Question

Let A and B be two distinct points on the parabola ${y^2} = 4x$ . If the axis of the parabola touches a circle of radius $2$ having AB as its diameter , then the slope of the line joining A and B can be
$\left( 1 \right) - \left( {\dfrac{1}{2}} \right)$
$\left( 2 \right)\dfrac{1}{2}$
$\left( 3 \right)1$
$\left( 4 \right)$ None of these

Answer 1

Hint: In order to solve this question, we must be familiar with parabola, an integral part of conic sections. A parabola is a curve where any point is at an equal distance from focus ( a fixed point ) and a fixed straight line which is called a directrix. The standard and simplest equation for a parabola is ${y^2} = 4ax$ , when the directrix is parallel to the y-axis. To represent a point on a parabola, parametric coordinates are used and are given by $\left( {a{t^2},2at} \right)$ where t is a parameter, these coordinates always satisfy the equation of the parabola.

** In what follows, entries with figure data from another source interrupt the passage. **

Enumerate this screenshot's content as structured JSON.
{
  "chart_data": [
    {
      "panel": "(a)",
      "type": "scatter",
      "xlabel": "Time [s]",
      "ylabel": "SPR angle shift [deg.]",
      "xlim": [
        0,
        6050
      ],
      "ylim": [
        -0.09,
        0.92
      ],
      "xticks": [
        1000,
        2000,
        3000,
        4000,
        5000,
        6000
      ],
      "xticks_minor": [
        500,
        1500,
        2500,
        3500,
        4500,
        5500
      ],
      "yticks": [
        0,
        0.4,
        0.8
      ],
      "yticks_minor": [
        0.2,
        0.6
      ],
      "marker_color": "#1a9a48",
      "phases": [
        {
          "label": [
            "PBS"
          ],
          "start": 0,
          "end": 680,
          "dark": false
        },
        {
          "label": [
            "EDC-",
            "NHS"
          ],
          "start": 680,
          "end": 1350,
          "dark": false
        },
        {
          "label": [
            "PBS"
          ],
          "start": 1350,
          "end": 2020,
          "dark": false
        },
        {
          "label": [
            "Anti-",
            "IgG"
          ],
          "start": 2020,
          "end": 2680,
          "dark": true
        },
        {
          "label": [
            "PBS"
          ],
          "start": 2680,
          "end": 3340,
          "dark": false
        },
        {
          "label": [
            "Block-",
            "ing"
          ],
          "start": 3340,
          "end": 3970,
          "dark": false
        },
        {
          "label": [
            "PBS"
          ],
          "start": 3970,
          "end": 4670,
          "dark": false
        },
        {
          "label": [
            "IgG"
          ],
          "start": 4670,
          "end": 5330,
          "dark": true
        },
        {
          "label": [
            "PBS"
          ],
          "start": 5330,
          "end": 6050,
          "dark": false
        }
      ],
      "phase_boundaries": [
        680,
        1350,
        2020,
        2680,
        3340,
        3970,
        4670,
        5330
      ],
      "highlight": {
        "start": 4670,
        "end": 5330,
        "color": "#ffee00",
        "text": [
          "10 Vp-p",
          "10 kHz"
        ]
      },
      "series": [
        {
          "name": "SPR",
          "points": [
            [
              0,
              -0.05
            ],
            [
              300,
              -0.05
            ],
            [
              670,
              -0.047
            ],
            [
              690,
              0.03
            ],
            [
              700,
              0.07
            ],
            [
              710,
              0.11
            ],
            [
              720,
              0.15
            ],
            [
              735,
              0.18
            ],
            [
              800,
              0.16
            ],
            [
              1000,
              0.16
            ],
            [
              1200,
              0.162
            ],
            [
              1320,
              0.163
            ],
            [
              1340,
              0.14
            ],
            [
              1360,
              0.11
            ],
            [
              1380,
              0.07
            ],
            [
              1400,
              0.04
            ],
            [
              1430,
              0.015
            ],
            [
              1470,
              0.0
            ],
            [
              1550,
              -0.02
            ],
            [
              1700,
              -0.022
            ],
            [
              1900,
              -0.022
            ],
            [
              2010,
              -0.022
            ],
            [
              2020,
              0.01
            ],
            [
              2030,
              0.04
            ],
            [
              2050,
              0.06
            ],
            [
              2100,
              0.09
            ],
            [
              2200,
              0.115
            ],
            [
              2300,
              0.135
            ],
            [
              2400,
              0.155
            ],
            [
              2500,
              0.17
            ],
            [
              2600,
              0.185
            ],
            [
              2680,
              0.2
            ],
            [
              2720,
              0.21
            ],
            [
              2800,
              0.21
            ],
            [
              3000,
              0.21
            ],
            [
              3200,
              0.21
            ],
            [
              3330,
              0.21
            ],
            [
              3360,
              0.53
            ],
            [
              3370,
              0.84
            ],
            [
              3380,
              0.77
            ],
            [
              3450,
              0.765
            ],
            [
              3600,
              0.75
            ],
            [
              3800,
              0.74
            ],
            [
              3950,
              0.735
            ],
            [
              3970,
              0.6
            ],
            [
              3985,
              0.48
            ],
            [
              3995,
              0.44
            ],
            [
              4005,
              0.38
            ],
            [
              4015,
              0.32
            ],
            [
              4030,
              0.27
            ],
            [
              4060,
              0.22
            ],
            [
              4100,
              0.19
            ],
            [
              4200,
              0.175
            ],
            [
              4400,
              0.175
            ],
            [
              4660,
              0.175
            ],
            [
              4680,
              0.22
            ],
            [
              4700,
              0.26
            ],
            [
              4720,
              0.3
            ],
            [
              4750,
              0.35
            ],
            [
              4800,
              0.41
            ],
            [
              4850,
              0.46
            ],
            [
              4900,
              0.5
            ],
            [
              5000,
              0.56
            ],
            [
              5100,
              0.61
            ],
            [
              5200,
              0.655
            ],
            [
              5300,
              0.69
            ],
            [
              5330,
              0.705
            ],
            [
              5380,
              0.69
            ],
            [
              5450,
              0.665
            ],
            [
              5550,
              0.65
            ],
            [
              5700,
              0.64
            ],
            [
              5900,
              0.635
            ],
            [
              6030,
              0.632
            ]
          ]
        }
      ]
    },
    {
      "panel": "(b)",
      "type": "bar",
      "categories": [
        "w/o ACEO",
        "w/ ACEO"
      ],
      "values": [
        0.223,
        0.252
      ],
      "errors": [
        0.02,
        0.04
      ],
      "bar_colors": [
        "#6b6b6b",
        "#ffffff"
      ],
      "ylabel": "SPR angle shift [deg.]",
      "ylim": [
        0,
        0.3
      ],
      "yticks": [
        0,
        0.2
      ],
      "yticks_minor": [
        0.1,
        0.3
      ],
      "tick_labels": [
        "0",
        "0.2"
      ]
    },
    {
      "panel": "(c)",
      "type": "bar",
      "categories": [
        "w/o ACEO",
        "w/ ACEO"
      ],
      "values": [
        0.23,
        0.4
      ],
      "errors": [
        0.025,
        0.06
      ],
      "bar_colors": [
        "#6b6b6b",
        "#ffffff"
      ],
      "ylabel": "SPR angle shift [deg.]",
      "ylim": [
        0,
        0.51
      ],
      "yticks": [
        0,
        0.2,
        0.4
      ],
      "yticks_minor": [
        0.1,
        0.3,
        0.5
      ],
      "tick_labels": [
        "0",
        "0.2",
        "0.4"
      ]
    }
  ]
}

Complete step by step answer:
The above question is represented diagrammatically in figure below.
Given: ${y^2} = 4x$
Compared with the standard equation for parabola i.e. ${y^2} = 4ax$ , we can say that the value of $a = 1$ .
The axis of the parabola touches a circle of radius $ = 2$ , the circle’s diameter is given as AB.
We can calculate any point on the parabola, using the parametric coordinates i.e. $\left( {a{t^2},2at} \right)$
The parametric co-ordinates of point A are given by ;
$ \Rightarrow \left( {{t_1}^2,2{t_1}} \right)$ $\left( {\because a = 1} \right)$
Similarly, the parametric co-ordinates of point B are given by ;
$ \Rightarrow \left( {{t_2}^2,2{t_2}} \right)$ $\left( {\because a = 1} \right)$
According to the given question, we have to calculate the slope of the line joining point A and point B ;
The mid-point of the line joining A and B can be calculated as ;

$\left[ {\because {\text{midpoint = }}\left( {\dfrac{{{x_1} + {x_2}}}{2},\dfrac{{{y_1} + {y_2}}}{2}} \right)} \right]$
Using the formula stated above, we get the midpoint as ;
$ \Rightarrow {\text{midpoint = }}\left( {\dfrac{{{t_1}^2 + {t_2}^2}}{2},\dfrac{{2\left( {{t_1} + {t_2}} \right)}}{2}} \right)$
On further simplification;
$ \Rightarrow {\text{midpoint = }}\left( {\dfrac{{{t_1}^2 + {t_2}^2}}{2},{\text{ }}{t_1} + {t_2}} \right){\text{ }}......\left( 1 \right)$
The axis of the parabola is x-axis and the circle touches the x-axis. Therefore, the distance of midpoint from the x axis $ = $ Radius of the circle .
We know that the radius of the circle is $r = 2$ ;
Therefore, comparing the two terms;
$ \Rightarrow {t_1} + {t_2} = 2{\text{ }}......\left( 2 \right)$
The slope of line segment joining AB is given by ;
$\left[ {\because {\text{Slope = }}\dfrac{{{y_2} - {y_1}}}{{{x_2} - {x_1}}}} \right]$
Using the above formula for point A and point B , we get;
$ \Rightarrow {\text{Slope}} = \dfrac{{2{t_2} - 2{t_1}}}{{{t_2}^2 - {t_1}^2}}$
By the algebraic identity;
${a^2} - {b^2} = \left( {a + b} \right)\left( {a - b} \right)$
$ \Rightarrow \dfrac{{2\left( {{t_2} - {t_1}} \right)}}{{\left( {{t_1} + {t_2}} \right)\left( {{t_2} - {t_1}} \right)}} = \dfrac{2}{{{t_1} + {t_2}}}$
From equation $\left( 2 \right)$ , we know that ${t_1} + {t_2} = 2{\text{ }}$ ;
$ \Rightarrow \dfrac{2}{{{t_1} + {t_2}}} = \dfrac{2}{2} = 1$

So, the correct answer is “Option 3”.

Note:
To solve such types of questions, the parametric coordinates of the parabola should be used. The parametric coordinates of a parabola are easier to deal with. If ${y^2} = 4ax$ is standard equation of parabola and P and Q are the end points of any focal chord then $P\left( {a{t_1}^2,2a{t_1}} \right){\text{ and Q}}\left( {a{t_2}^2,2a{t_2}} \right)$ represents the parametric coordinates. Firstly, draw the correct and proper diagram according to the given question then find the center of the circle. By using the coordinates of center, and the formula for slope of a line we will get the required solution.